Das Wetter war noch unwirtlicher als am Tage zuvor. Am Morgen hatte es zu schneien angefangen.
Subbota hatte Wassiljoff und seiner verbliebenen Familie mit strenger Miene erlaubt, in seinem Schlitten Platz zu nehmen. Den Blick, den er dem geheilten Jungen schenkte, war nicht zu deuten. Doch Leonard konnte beobachten, wie er einen Rosenkranz zückte und ihn betrachtete, als ob er sich dessen Anwesenheit versichern wollte, bevor er ihn wieder in die Manteltasche schob.
»Ein echtes Wunder«, bemerkte Pjotr, bevor er Tschirin, der abwartend neben seinem Schlitten stand, einen fragenden Blick zuwarf. |144| »Der Kleine hustet noch nicht einmal mehr. Bei allen Heiligen, sag mir, wie so etwas möglich ist?«
Tschirin wandte sich lächelnd zu ihm um, während er den Pferden die Futterbeutel abnahm. »Ich will mich ja nicht mit eurem Christengott anlegen, aber mein Vater kann sogar das Wetter beeinflussen und einen Blitz erzeugen, wenn es nötig erscheint. Wie ich gestern schon sagte – er steht mit Ogdy, dem Gott des Lichts, im Bunde.«
»Dann bestell ihm einen schönen Gruß, er soll machen, dass das Thermometer mindestens dreißig Grad in die Höhe klettert«, witzelte Aslan mit ironischer Stimme. Demonstrativ zog er sich die Kapuze vor Mund und Nase, bevor er sich in den Schlitten setzte.
Die Tungusen hatten zwei zusätzliche Rentierschlitten zur Verfügung gestellt, damit man die verbliebenen entlasten konnte. Zudem musste man die zurückgebliebenen Leichen bergen, um sie nach Nasimowsk zu bringen, wo spätestens mit einsetzendem Tauwetter ein christliches Begräbnis auf sie warten würde.

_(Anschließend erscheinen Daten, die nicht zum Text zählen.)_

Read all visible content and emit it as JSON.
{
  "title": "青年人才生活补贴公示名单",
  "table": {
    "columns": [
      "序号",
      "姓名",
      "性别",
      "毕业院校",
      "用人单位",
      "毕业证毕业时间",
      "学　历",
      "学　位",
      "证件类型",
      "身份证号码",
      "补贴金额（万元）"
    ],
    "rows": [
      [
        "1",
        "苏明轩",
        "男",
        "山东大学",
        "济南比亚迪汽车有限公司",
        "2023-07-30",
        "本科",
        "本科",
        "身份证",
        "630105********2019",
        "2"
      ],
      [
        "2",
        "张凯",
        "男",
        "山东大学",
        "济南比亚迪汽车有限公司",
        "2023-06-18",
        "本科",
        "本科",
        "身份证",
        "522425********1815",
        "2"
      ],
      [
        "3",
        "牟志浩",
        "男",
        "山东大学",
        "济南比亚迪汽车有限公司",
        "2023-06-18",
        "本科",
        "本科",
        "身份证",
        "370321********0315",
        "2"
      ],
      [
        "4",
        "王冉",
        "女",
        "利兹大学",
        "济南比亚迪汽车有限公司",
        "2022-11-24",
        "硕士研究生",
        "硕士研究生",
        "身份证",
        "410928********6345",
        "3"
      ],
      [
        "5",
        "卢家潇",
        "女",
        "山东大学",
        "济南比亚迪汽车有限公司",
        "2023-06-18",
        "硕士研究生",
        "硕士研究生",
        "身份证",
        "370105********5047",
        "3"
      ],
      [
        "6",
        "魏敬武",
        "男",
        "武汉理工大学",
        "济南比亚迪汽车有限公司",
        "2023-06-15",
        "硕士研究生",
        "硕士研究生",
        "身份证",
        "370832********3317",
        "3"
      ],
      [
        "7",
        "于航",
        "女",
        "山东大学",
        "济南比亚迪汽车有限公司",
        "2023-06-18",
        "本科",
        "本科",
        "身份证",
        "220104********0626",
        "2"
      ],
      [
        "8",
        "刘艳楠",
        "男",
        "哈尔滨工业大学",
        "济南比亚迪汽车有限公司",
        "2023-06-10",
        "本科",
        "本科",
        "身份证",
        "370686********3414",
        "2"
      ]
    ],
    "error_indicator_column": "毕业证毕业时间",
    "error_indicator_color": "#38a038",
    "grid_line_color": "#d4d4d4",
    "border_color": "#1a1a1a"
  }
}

Die alte Goldgräberstadt war in wenigen Stunden erreicht. Der windige Ort bestand nur aus ein paar Blockhütten, ein paar Tungusenzelten und einer hölzernen Kirche. Dazu gab es ein Warenlager in einem abbruchreifen Schuppen, das angefüllt war mit Proviant für Abenteurer und Pelztierjäger und deshalb außerordentlich gut bewacht wurde. Den ganzen Tag über patrouillierten Bewaffnete um das Gebäude herum.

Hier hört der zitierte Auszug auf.